Por: Elisabet Juanola Soria
Periodista
Barcelona, junio 2019
Foto: Pixabay
El pasado 15 de abril, las imágenes del templo de Notre-Dame quemándose daban la vuelta al mundo con el horror de todos. Hubiésemos tenido la oportunidad de visitar París antes o no, hubiésemos entrado alguna vez en la catedral de Nuestra Señora o no, fuésemos creyentes o no, el incendio nos impactaba. No se trataba de un incendio cualquiera, sino el de uno de los edificios más visitados del mundo y también simbólicamente uno de los centros del mundo occidental. Aquel mundo donde se engendró y se parió el lema universal de la igualdad, la fraternidad y la libertad, desde el cimiento de la razón. Aquel día los ojos de una humanidad que se esfuerza por sobrevivir, no podía hacer nada más que ver el fuego escandaloso sobre París.
Las cosas pasan cuando menos nos imaginamos y, a veces, nos hacen dar cuenta que todo está relacionado, que tienen un sentido. En el mundo, en el universo, estamos interrelacionados, no estamos solos, pero nos hemos pensado que sí y hace siglos que vivimos sumergidos dentro de una cultura del individuo, del héroe. Los sistemas educativos todavía promueven que seamos exitosos y brillantes, olvidan que no hay nadie que no sea genial en algo o en algún aspecto, todo dependerá de las oportunidades de desarrollarse y que el entorno que tenga lo valore. Pero además, no tendría que ser necesario ser genial para ser valorado, solo por el mero hecho de existir ya somos dignos, pero decirlo es diferente a vivirlo.

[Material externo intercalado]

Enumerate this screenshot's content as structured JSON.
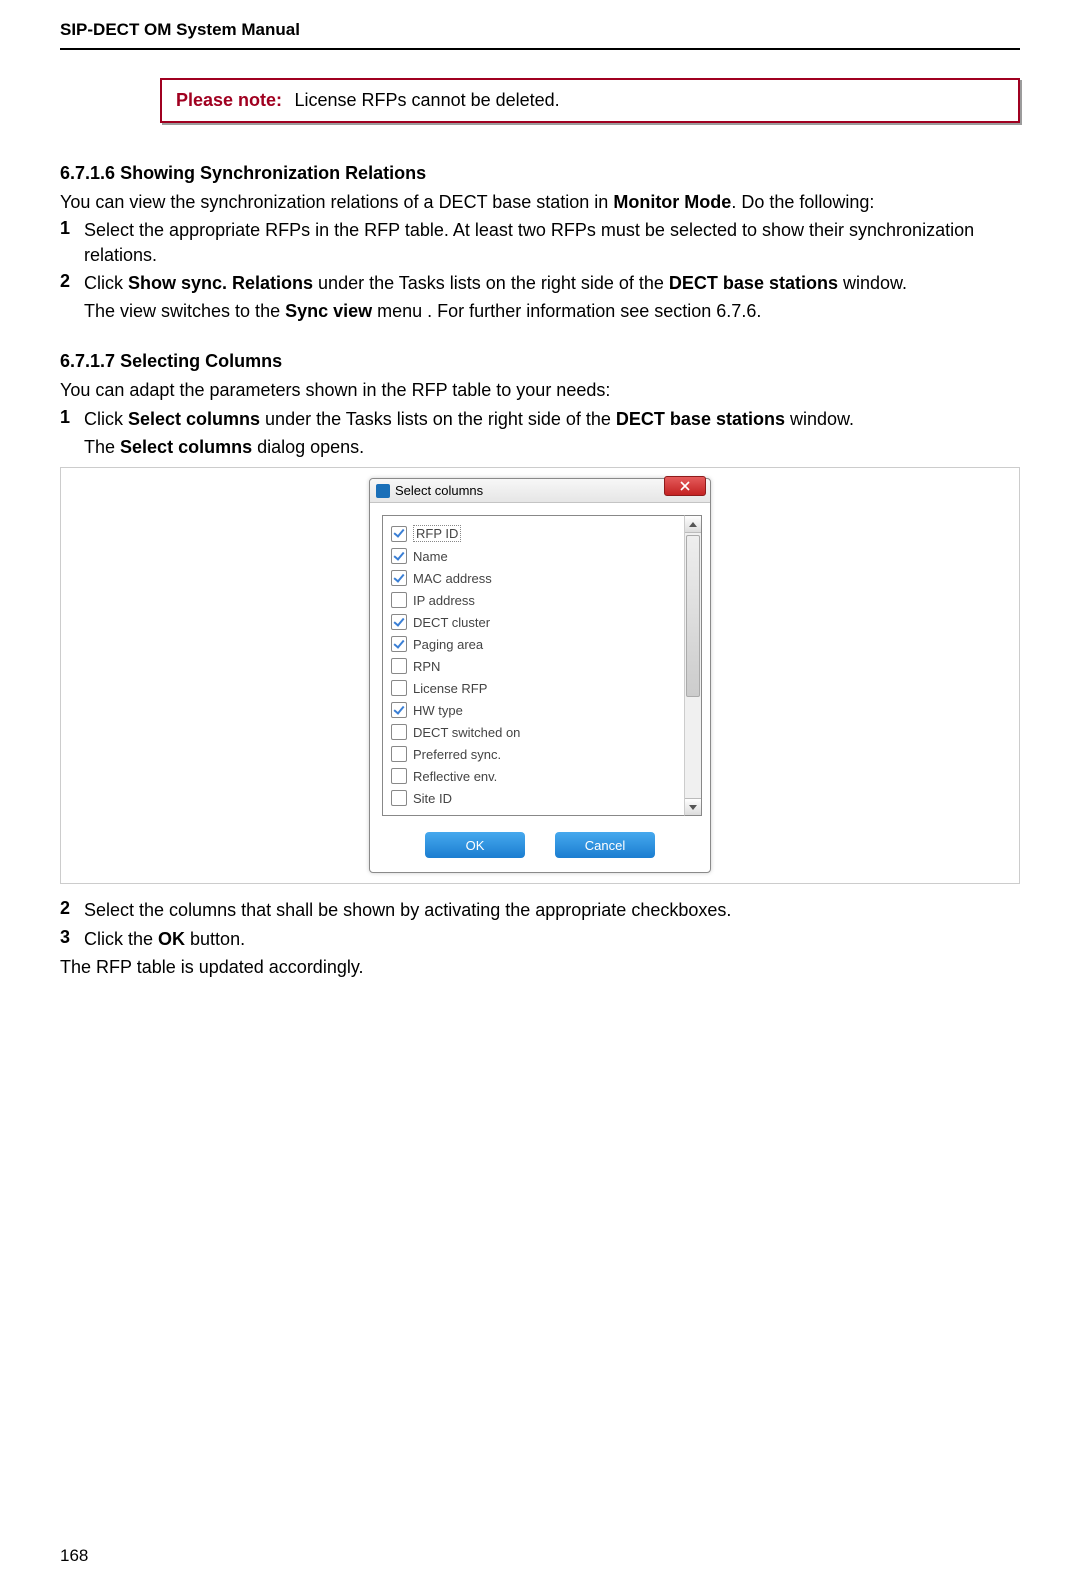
{
  "header": {
    "doc_title": "SIP-DECT OM System Manual"
  },
  "note": {
    "label": "Please note:",
    "text": "License RFPs cannot be deleted."
  },
  "section1": {
    "num": "6.7.1.6",
    "title": "Showing Synchronization Relations",
    "intro_pre": "You can view the synchronization relations of a DECT base station in ",
    "intro_bold": "Monitor Mode",
    "intro_post": ". Do the following:",
    "step1": "Select the appropriate RFPs in the RFP table. At least two RFPs must be selected to show their synchronization relations.",
    "step2_pre": "Click ",
    "step2_b1": "Show sync. Relations",
    "step2_mid": " under the Tasks lists on the right side of the ",
    "step2_b2": "DECT base stations",
    "step2_post": " window.",
    "step2_cont_pre": "The view switches to the ",
    "step2_cont_b": "Sync view",
    "step2_cont_post": " menu . For further information see section 6.7.6."
  },
  "section2": {
    "num": "6.7.1.7",
    "title": "Selecting Columns",
    "intro": "You can adapt the parameters shown in the RFP table to your needs:",
    "step1_pre": "Click ",
    "step1_b1": "Select columns",
    "step1_mid": " under the Tasks lists on the right side of the ",
    "step1_b2": "DECT base stations",
    "step1_post": " window.",
    "step1_cont_pre": "The ",
    "step1_cont_b": "Select columns",
    "step1_cont_post": " dialog opens.",
    "step2": "Select the columns that shall be shown by activating the appropriate checkboxes.",
    "step3_pre": "Click the ",
    "step3_b": "OK",
    "step3_post": " button.",
    "closing": "The RFP table is updated accordingly."
  },
  "dialog": {
    "title": "Select columns",
    "items": [
      {
        "label": "RFP ID",
        "checked": true,
        "selected": true
      },
      {
        "label": "Name",
        "checked": true,
        "selected": false
      },
      {
        "label": "MAC address",
        "checked": true,
        "selected": false
      },
      {
        "label": "IP address",
        "checked": false,
        "selected": false
      },
      {
        "label": "DECT cluster",
        "checked": true,
        "selected": false
      },
      {
        "label": "Paging area",
        "checked": true,
        "selected": false
      },
      {
        "label": "RPN",
        "checked": false,
        "selected": false
      },
      {
        "label": "License RFP",
        "checked": false,
        "selected": false
      },
      {
        "label": "HW type",
        "checked": true,
        "selected": false
      },
      {
        "label": "DECT switched on",
        "checked": false,
        "selected": false
      },
      {
        "label": "Preferred sync.",
        "checked": false,
        "selected": false
      },
      {
        "label": "Reflective env.",
        "checked": false,
        "selected": false
      },
      {
        "label": "Site ID",
        "checked": false,
        "selected": false
      }
    ],
    "ok": "OK",
    "cancel": "Cancel"
  },
  "page_number": "168"
}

El mundo actual hay mucha gente que se siente sola, personas que buscan ser reconocidas y acompañadas, especialmente cuando se hacen mayores. Algo falla cuando mucha gente, a medida que va envejeciendo, va sintiéndose menos «útil». «Soy un trasto, no sirvo para nada…» dicen algunos ancianos, y ciertamente es tarde para revertir esta creencia que tienen tan adentro suyo: toda una vida promoviendo que se tienen que hacer cosas, que se tiene que producir, que se tiene que ser activo para ser digno. Tenemos la necesidad de ser útiles, más que la de valorar el ser. Ante este hecho, nos preguntamos: ¿Es posible revertirlo? ¿Cuándo tenemos que empezar a valorar la existencia? ¿Cuál es el momento de bendecir la vida y alegrarnos del simple hecho de ser? Suena bucólico, pero la realidad nos ayuda a mirar más allá y valorar un poco más aquello que podemos ver y no miramos; aquello que podemos querer y ninguneamos; aquello que nos une y no llegamos a comunicar; aquello que nos puede hacer felices en lugar de amargarnos. Aquel mundo racional que tuvo tanto sentido a la revolución francesa, hoy pide reubicar la razón junto al sentido, de la capacidad de amor y de la felicidad.

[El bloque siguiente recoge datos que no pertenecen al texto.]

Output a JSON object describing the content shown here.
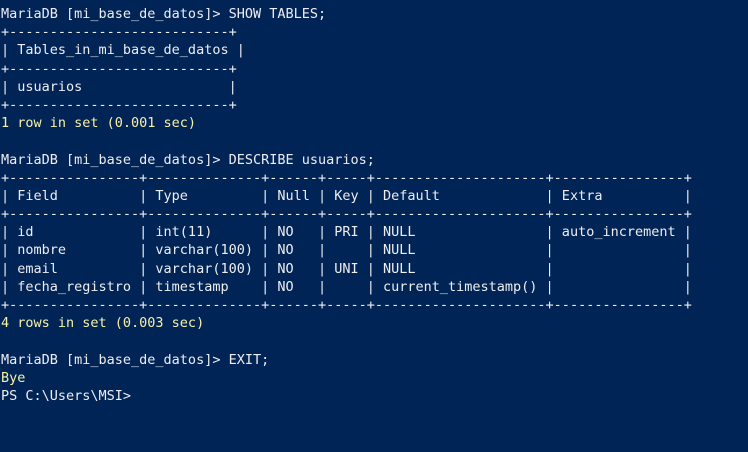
{
  "colors": {
    "background": "#012456",
    "foreground": "#eeedf0",
    "status": "#f9f1a5"
  },
  "session": {
    "show_tables": {
      "prompt_command": "MariaDB [mi_base_de_datos]> SHOW TABLES;",
      "table_lines": [
        "+---------------------------+",
        "| Tables_in_mi_base_de_datos |",
        "+---------------------------+",
        "| usuarios                  |",
        "+---------------------------+"
      ],
      "status": "1 row in set (0.001 sec)"
    },
    "describe": {
      "prompt_command": "MariaDB [mi_base_de_datos]> DESCRIBE usuarios;",
      "header_columns": [
        "Field",
        "Type",
        "Null",
        "Key",
        "Default",
        "Extra"
      ],
      "rows": [
        {
          "field": "id",
          "type": "int(11)",
          "null": "NO",
          "key": "PRI",
          "default": "NULL",
          "extra": "auto_increment"
        },
        {
          "field": "nombre",
          "type": "varchar(100)",
          "null": "NO",
          "key": "",
          "default": "NULL",
          "extra": ""
        },
        {
          "field": "email",
          "type": "varchar(100)",
          "null": "NO",
          "key": "UNI",
          "default": "NULL",
          "extra": ""
        },
        {
          "field": "fecha_registro",
          "type": "timestamp",
          "null": "NO",
          "key": "",
          "default": "current_timestamp()",
          "extra": ""
        }
      ],
      "border_line": "+----------------+--------------+------+-----+---------------------+----------------+",
      "header_line": "| Field          | Type         | Null | Key | Default             | Extra          |",
      "row_lines": [
        "| id             | int(11)      | NO   | PRI | NULL                | auto_increment |",
        "| nombre         | varchar(100) | NO   |     | NULL                |                |",
        "| email          | varchar(100) | NO   | UNI | NULL                |                |",
        "| fecha_registro | timestamp    | NO   |     | current_timestamp() |                |"
      ],
      "status": "4 rows in set (0.003 sec)"
    },
    "exit": {
      "prompt_command": "MariaDB [mi_base_de_datos]> EXIT;",
      "bye": "Bye"
    },
    "ps_prompt": "PS C:\\Users\\MSI>"
  }
}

Cada uno de nosotros puede empezar en cualquier momento, pero requiere trabajo interior, silencio, renunciar a tener poder sobre los otros, aprender a ser quién somos y no querer ser otra cosa más. No es fácil, porque es una dinámica diferente de la que hemos practicado toda la vida y no es evidente a primera vista. Una pista a seguir es el termómetro de la felicidad, tan personal y tan subjetiva, pero inequívoca. Cualquier esfuerzo para ser mejores y ser más sinceros con nuestra interioridad merecerá la pena. E incluso quizás estamos dispuestos a envejecer y dejar de pensar que somos imprescindibles.